KeptOnRaining · 24/12/2016 14:47

I agree with the others.

Tell them you are terrified of him. Tell them you need him out of the house but he will kick off and he's been in prison for it before. Tell them you were trying to leave but he's now locked himself in the bedroom with your DD.

It's sometimes hard to see just how bad it is when you're in the middle of it. But listen to what we are saying. It is bad and you need the police to help you.

Get HIM out. It's YOUR house.

user1479655572 · 24/12/2016 14:48

OP I just read further that you are planning to leave, well done babe! Please do it safely and get support. Call the police and don't feel like you are making a fuss, demand help. You and your daughter are worth so much more. Keep us updated. Best of luck chick! X

KeptOnRaining · 24/12/2016 14:49

Do NOT poke the bear & attempt to run with DD. Ring the police.

BToperator · 24/12/2016 15:00

I agree with the others saying ring the police. Leaving is the most dangerous time with men like this. If you can get you and your DD away safely you will be giving her the best Christmas present she could wish for!!

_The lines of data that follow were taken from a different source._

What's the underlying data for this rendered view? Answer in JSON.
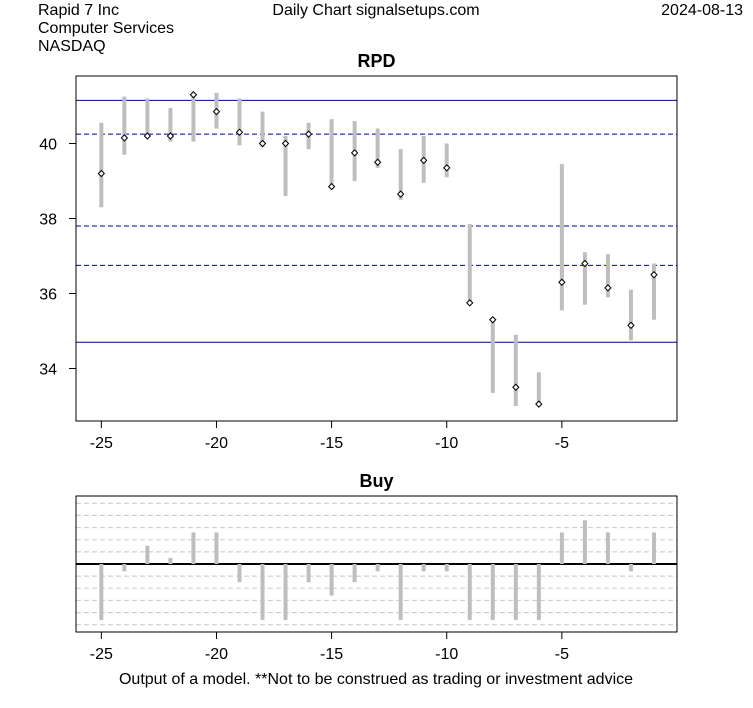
{
  "header": {
    "company": "Rapid 7 Inc",
    "sector": "Computer Services",
    "exchange": "NASDAQ",
    "source": "Daily Chart signalsetups.com",
    "date": "2024-08-13"
  },
  "footer": {
    "disclaimer": "Output of a model. **Not to be construed as trading or investment advice"
  },
  "colors": {
    "range_bar": "#bebebe",
    "level_line": "#00008b",
    "close_marker": "#000000",
    "signal_bar": "#bebebe",
    "zero_line": "#000000"
  },
  "chart_data": [
    {
      "type": "range",
      "title": "RPD",
      "xlabel": "",
      "ylabel": "",
      "xlim": [
        -26.1,
        0
      ],
      "ylim": [
        32.6,
        41.8
      ],
      "x_ticks": [
        -25,
        -20,
        -15,
        -10,
        -5
      ],
      "y_ticks": [
        34,
        36,
        38,
        40
      ],
      "points": [
        {
          "x": -25,
          "low": 38.3,
          "high": 40.55,
          "close": 39.2
        },
        {
          "x": -24,
          "low": 39.7,
          "high": 41.25,
          "close": 40.15
        },
        {
          "x": -23,
          "low": 40.2,
          "high": 41.2,
          "close": 40.2
        },
        {
          "x": -22,
          "low": 40.05,
          "high": 40.95,
          "close": 40.2
        },
        {
          "x": -21,
          "low": 40.05,
          "high": 41.35,
          "close": 41.3
        },
        {
          "x": -20,
          "low": 40.4,
          "high": 41.35,
          "close": 40.85
        },
        {
          "x": -19,
          "low": 39.95,
          "high": 41.2,
          "close": 40.3
        },
        {
          "x": -18,
          "low": 39.9,
          "high": 40.85,
          "close": 40.0
        },
        {
          "x": -17,
          "low": 38.6,
          "high": 40.2,
          "close": 40.0
        },
        {
          "x": -16,
          "low": 39.85,
          "high": 40.55,
          "close": 40.25
        },
        {
          "x": -15,
          "low": 38.8,
          "high": 40.65,
          "close": 38.85
        },
        {
          "x": -14,
          "low": 39.0,
          "high": 40.6,
          "close": 39.75
        },
        {
          "x": -13,
          "low": 39.35,
          "high": 40.4,
          "close": 39.5
        },
        {
          "x": -12,
          "low": 38.5,
          "high": 39.85,
          "close": 38.65
        },
        {
          "x": -11,
          "low": 38.95,
          "high": 40.2,
          "close": 39.55
        },
        {
          "x": -10,
          "low": 39.1,
          "high": 40.0,
          "close": 39.35
        },
        {
          "x": -9,
          "low": 35.75,
          "high": 37.85,
          "close": 35.75
        },
        {
          "x": -8,
          "low": 33.35,
          "high": 35.35,
          "close": 35.3
        },
        {
          "x": -7,
          "low": 33.0,
          "high": 34.9,
          "close": 33.5
        },
        {
          "x": -6,
          "low": 33.0,
          "high": 33.9,
          "close": 33.05
        },
        {
          "x": -5,
          "low": 35.55,
          "high": 39.45,
          "close": 36.3
        },
        {
          "x": -4,
          "low": 35.7,
          "high": 37.1,
          "close": 36.8
        },
        {
          "x": -3,
          "low": 35.9,
          "high": 37.05,
          "close": 36.15
        },
        {
          "x": -2,
          "low": 34.75,
          "high": 36.1,
          "close": 35.15
        },
        {
          "x": -1,
          "low": 35.3,
          "high": 36.8,
          "close": 36.5
        }
      ],
      "levels": {
        "solid": [
          41.15,
          34.7
        ],
        "dashed": [
          40.25,
          37.8,
          36.75
        ]
      },
      "grid": false
    },
    {
      "type": "bar",
      "title": "Buy",
      "xlabel": "",
      "ylabel": "",
      "xlim": [
        -26.1,
        0
      ],
      "ylim": [
        -5.6,
        5.6
      ],
      "x_ticks": [
        -25,
        -20,
        -15,
        -10,
        -5
      ],
      "grid_lines": [
        -5,
        -4,
        -3,
        -2,
        -1,
        1,
        2,
        3,
        4,
        5
      ],
      "points": [
        {
          "x": -25,
          "value": -4.6
        },
        {
          "x": -24,
          "value": -0.6
        },
        {
          "x": -23,
          "value": 1.5
        },
        {
          "x": -22,
          "value": 0.5
        },
        {
          "x": -21,
          "value": 2.6
        },
        {
          "x": -20,
          "value": 2.6
        },
        {
          "x": -19,
          "value": -1.5
        },
        {
          "x": -18,
          "value": -4.6
        },
        {
          "x": -17,
          "value": -4.6
        },
        {
          "x": -16,
          "value": -1.5
        },
        {
          "x": -15,
          "value": -2.6
        },
        {
          "x": -14,
          "value": -1.5
        },
        {
          "x": -13,
          "value": -0.6
        },
        {
          "x": -12,
          "value": -4.6
        },
        {
          "x": -11,
          "value": -0.6
        },
        {
          "x": -10,
          "value": -0.6
        },
        {
          "x": -9,
          "value": -4.6
        },
        {
          "x": -8,
          "value": -4.6
        },
        {
          "x": -7,
          "value": -4.6
        },
        {
          "x": -6,
          "value": -4.6
        },
        {
          "x": -5,
          "value": 2.6
        },
        {
          "x": -4,
          "value": 3.6
        },
        {
          "x": -3,
          "value": 2.6
        },
        {
          "x": -2,
          "value": -0.6
        },
        {
          "x": -1,
          "value": 2.6
        }
      ],
      "grid": true
    }
  ]
}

DixieNormas · 24/12/2016 15:01

This reply has been deleted

Message withdrawn at poster's request.

WellErrr · 24/12/2016 15:01

Call the police.

'I'm trying to leave my abusive partner and he has taken our daughter and shut her away with him. He has been jailed in the past and I'm very afraid of what he might do. Please come NOW.'

And they will, with his past record.

toptoe · 24/12/2016 15:02

actually think keptonRaining is right, it's probable you can't do anything now that won't end in violence so you will need the police to help you now. I did think maybe you could trick him but actually that is too risky. His language is fear and violence.

DameDeDoubtance · 24/12/2016 15:02

I would call the police, tell them he isn't letting you take your daughter. He will deny it but you can tell them how he has hurt you in the past.

ciderfairy3009 · 24/12/2016 15:06

That is no environment to bring a child up especially for her safety! You need to get out and have a talk with him when his is calm that is bang out of order when he has responsibilities like Children!!!